Not sure about other languages and libraries, but Go supports this out of the box[1]. And while we're at it, why not CSV? That can be processed with awk.
I use JSON streams a lot with command line tools. Keep in mind that it’s limited in that each object must consume a single line. This allows you to recover from syntax errors in a single entry; each line is a fresh start.
Have you considered SQLite? I know it’s not a friendly text format, but it alleviates a lot of the issues with the “append to a text file” approach, such as concurrency. It’s great for this sort of thing.
Another tool wants to add a setting/element/etc, and simply creates a new config object with only the change in question included and APPENDS the existing config.
[{"cmd": "git checkout", "when": 1234 }][{"cmd": "vagrant up", "when": 4567},{"comment": "Comments, notes, etc are kept even if they don't validate to the recognized configuration options."}]
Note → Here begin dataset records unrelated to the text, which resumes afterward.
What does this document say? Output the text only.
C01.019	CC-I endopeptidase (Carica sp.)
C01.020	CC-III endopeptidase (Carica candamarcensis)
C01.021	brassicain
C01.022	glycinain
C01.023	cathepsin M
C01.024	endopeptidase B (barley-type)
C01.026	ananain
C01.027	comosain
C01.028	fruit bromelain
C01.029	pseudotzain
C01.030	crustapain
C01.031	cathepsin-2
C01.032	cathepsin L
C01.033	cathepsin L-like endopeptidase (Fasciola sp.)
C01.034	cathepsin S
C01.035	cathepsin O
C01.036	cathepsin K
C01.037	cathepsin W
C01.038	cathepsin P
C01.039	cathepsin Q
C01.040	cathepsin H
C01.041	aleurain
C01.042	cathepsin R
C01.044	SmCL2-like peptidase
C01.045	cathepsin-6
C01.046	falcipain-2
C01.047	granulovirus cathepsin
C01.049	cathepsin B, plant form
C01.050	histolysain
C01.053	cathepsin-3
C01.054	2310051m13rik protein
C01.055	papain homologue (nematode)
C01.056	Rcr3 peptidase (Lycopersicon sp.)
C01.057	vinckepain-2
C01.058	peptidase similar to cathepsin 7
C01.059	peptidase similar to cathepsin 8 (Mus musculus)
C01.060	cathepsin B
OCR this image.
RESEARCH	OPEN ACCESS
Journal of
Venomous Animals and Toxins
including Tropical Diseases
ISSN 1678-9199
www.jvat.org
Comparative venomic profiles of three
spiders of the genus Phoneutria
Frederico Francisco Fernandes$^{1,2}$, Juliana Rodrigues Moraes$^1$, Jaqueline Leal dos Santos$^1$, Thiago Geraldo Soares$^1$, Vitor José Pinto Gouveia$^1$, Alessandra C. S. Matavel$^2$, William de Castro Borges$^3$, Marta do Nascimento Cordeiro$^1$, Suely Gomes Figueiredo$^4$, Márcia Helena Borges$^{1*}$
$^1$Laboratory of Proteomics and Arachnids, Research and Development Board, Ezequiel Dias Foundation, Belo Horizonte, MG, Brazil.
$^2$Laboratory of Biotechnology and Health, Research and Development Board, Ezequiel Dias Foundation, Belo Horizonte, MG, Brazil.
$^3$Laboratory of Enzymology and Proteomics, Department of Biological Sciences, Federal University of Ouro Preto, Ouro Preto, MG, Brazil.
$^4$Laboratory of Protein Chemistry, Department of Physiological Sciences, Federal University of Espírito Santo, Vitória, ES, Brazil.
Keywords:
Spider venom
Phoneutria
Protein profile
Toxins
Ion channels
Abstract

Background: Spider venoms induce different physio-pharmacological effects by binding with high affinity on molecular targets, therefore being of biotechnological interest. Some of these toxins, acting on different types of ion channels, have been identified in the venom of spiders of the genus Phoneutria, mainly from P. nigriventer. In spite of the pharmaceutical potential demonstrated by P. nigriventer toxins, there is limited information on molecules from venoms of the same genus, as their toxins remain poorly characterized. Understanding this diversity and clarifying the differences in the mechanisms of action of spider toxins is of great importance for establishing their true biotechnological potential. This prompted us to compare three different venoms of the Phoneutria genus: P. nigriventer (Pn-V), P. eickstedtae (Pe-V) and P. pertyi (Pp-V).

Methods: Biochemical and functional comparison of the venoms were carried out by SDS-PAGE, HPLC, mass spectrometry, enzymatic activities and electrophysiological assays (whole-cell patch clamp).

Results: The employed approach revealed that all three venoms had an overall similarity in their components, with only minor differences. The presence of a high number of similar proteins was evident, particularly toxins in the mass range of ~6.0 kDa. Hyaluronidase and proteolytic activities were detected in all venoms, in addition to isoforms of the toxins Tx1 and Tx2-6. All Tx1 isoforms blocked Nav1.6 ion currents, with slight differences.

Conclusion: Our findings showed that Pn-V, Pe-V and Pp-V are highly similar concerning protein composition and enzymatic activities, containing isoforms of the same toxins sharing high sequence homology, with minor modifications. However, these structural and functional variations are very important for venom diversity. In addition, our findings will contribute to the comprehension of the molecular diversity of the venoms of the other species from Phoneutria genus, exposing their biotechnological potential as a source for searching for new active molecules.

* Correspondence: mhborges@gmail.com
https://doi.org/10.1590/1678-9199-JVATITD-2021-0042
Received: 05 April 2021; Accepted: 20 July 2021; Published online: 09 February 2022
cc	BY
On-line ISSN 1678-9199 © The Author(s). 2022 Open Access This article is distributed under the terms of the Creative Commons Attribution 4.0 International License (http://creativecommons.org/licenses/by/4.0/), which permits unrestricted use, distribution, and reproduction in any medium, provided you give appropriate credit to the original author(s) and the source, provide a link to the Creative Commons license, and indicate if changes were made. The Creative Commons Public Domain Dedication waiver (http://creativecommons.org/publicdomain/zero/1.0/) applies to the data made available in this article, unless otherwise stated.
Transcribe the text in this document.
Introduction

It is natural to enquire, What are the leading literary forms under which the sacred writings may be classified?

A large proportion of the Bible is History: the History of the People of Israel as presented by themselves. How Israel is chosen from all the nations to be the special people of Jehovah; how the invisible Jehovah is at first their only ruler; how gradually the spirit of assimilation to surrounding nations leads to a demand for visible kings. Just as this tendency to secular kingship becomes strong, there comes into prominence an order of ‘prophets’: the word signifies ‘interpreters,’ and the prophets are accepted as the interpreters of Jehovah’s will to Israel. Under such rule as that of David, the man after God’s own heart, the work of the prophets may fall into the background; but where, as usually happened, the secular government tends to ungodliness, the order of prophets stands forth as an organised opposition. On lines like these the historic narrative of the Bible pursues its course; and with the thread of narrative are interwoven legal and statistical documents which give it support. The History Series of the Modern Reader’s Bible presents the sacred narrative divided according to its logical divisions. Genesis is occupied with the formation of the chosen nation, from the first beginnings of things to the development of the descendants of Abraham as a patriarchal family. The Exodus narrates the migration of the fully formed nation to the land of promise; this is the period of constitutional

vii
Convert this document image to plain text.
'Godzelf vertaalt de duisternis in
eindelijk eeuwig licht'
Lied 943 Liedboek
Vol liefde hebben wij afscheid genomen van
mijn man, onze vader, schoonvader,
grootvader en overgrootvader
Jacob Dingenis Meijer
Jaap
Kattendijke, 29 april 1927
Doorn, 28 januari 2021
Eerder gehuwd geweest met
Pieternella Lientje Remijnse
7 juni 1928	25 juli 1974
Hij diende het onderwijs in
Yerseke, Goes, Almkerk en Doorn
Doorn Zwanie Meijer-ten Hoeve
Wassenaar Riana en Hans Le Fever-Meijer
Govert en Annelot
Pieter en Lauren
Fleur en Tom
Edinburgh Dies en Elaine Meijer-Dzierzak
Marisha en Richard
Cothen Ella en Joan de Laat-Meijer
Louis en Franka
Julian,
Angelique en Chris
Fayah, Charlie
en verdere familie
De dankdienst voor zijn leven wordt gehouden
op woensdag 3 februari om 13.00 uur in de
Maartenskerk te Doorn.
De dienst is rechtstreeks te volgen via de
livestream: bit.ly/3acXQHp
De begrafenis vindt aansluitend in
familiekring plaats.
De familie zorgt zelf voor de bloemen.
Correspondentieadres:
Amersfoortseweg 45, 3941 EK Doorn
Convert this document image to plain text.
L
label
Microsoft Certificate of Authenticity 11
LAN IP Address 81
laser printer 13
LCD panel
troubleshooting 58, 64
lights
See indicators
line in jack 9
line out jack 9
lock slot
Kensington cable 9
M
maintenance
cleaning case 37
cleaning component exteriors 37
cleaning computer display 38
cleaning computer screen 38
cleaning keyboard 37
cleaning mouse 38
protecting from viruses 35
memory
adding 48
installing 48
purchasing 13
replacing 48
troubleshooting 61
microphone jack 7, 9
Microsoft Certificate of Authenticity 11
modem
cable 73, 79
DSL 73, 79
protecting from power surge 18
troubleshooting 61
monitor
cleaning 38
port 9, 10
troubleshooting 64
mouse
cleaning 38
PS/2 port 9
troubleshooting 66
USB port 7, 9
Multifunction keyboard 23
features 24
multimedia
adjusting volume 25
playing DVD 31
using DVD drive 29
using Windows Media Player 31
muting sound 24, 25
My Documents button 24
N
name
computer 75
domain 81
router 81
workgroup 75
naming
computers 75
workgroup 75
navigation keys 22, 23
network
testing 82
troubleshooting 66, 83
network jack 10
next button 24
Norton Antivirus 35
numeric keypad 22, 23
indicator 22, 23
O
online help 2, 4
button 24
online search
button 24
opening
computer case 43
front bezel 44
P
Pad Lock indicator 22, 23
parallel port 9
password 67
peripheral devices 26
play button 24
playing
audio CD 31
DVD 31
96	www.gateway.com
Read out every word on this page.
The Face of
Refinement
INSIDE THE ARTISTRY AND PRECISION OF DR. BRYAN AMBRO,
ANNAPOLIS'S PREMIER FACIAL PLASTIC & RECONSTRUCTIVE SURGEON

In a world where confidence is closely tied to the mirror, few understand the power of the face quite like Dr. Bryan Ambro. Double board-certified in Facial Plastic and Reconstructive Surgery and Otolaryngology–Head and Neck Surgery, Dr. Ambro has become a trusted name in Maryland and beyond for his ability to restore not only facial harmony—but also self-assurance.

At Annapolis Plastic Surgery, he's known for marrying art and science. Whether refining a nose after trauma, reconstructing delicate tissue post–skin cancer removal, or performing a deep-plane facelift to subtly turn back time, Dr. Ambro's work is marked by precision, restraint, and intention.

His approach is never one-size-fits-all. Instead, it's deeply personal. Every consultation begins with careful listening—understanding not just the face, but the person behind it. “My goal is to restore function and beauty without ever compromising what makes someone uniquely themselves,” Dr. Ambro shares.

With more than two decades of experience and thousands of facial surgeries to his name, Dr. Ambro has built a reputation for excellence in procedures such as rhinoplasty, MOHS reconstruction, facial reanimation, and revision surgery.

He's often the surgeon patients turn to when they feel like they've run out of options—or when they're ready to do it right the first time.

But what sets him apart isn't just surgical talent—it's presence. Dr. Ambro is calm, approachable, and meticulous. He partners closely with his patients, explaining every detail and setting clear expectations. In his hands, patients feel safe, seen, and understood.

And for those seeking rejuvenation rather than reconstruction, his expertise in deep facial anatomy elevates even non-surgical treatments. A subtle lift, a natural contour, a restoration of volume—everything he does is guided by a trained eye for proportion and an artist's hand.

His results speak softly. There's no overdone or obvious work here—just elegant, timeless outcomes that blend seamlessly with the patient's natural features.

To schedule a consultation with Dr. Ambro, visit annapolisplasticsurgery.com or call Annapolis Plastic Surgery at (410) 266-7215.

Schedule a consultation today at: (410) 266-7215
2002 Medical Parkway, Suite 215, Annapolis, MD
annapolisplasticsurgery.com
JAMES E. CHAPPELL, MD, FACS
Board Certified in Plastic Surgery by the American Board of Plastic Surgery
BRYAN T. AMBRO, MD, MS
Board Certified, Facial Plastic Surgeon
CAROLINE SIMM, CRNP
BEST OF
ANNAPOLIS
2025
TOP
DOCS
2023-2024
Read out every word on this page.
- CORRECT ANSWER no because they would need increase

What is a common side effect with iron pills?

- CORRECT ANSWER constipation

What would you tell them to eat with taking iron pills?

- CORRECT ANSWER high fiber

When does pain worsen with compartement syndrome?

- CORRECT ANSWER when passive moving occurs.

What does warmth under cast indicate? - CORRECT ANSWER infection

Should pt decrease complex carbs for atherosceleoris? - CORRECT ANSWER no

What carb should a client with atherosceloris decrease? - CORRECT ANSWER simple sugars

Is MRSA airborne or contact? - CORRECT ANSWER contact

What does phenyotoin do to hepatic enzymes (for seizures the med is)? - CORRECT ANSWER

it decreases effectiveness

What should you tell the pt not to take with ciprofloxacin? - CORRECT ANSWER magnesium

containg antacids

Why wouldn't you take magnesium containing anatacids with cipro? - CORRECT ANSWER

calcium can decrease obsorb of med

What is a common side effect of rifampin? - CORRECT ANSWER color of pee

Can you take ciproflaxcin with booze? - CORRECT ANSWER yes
A configuration validator / etc loads the config and merges these in state-machine order, over-writing existing values with the latest ones from the end of the stream of objects and then determining if the result is a valid configuration. (Maybe file references fail to resolve / don't open / there's some combination of settings that's not supported...)
To clarify the requirement, history could be a JSON array of objects:
To append an entry to this file and keep it valid, one must locate the closing square bracket and overwrite it. That work is what I hope to avoid.